1 Article; 14,603 Posts

Specializes in med/surg, telemetry, IV therapy, mgmt.

Nursing diagnoses are based on the abnormal data you have collected on the patient:

  • radial pulse irregular
  • dorsalis pedis pulse weak
  • eats 50% of her breakfast, lunch, and dinner
  • ROM is limited bilaterally on lower and upper extremities
  • needs assistant 2 or more for transfer to a chair
  • incontinent of bladder and bowel
  • dry skin
  • scratch marks on the hip due to itching
  • edema +1 on ankles, bilaterally
  • bruise on right first metaphalangeal joint
  • feet feel cool
  • big vertical incision on stomach
  • pain right knee.

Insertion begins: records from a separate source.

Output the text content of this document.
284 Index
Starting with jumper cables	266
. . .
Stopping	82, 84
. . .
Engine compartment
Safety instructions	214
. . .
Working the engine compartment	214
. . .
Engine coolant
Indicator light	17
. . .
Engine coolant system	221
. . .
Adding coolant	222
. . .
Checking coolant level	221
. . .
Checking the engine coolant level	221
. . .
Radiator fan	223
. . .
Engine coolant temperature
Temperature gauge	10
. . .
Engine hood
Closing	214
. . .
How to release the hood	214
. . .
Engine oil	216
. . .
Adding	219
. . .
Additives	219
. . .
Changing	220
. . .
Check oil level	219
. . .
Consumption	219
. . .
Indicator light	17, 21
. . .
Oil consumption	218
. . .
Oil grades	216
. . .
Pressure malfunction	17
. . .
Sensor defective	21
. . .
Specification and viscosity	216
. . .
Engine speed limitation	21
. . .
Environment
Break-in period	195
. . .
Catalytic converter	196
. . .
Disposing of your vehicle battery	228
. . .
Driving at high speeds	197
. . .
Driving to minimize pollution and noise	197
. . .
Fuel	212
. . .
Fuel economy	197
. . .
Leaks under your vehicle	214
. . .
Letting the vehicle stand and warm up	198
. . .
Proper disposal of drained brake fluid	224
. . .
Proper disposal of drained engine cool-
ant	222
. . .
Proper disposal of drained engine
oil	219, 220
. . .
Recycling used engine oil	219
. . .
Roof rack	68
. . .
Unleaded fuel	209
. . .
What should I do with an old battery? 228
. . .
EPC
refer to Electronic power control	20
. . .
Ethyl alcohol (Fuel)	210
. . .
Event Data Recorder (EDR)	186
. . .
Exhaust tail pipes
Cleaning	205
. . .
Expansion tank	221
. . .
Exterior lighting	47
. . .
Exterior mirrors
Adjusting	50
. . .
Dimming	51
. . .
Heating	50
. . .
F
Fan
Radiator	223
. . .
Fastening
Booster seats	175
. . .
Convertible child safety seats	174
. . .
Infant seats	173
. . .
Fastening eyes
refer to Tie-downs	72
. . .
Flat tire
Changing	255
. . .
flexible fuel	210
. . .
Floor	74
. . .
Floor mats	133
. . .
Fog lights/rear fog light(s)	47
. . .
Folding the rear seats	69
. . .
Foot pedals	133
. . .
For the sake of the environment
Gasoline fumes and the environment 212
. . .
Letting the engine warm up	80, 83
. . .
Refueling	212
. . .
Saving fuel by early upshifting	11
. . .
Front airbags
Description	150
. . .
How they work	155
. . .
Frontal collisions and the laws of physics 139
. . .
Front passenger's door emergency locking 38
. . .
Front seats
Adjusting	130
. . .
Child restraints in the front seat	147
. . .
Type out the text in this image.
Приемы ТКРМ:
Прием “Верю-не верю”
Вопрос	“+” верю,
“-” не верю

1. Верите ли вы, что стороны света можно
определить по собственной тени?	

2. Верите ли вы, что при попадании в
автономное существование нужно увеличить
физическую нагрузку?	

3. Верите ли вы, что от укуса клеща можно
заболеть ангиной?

On a scale 1-10, pain is 3 during ambulation. Pain lasts 5-10 seconds and ends when no ambulation

These are symptoms of actual nursing problems (nursing diagnoses) in this order of priority:

  1. Decreased Cardiac Output
  2. Ineffective Tissue Perfusion, Peripheral
  3. Imbalanced Nutrition: less than body requirements
  4. Total Urinary Incontinence
  5. Bowel Incontinence
  6. Impaired Physical Mobility
  7. Acute Pain
  8. Impaired Tissue Integrity

You missed diagnosing all of the above actual problems that this patient has.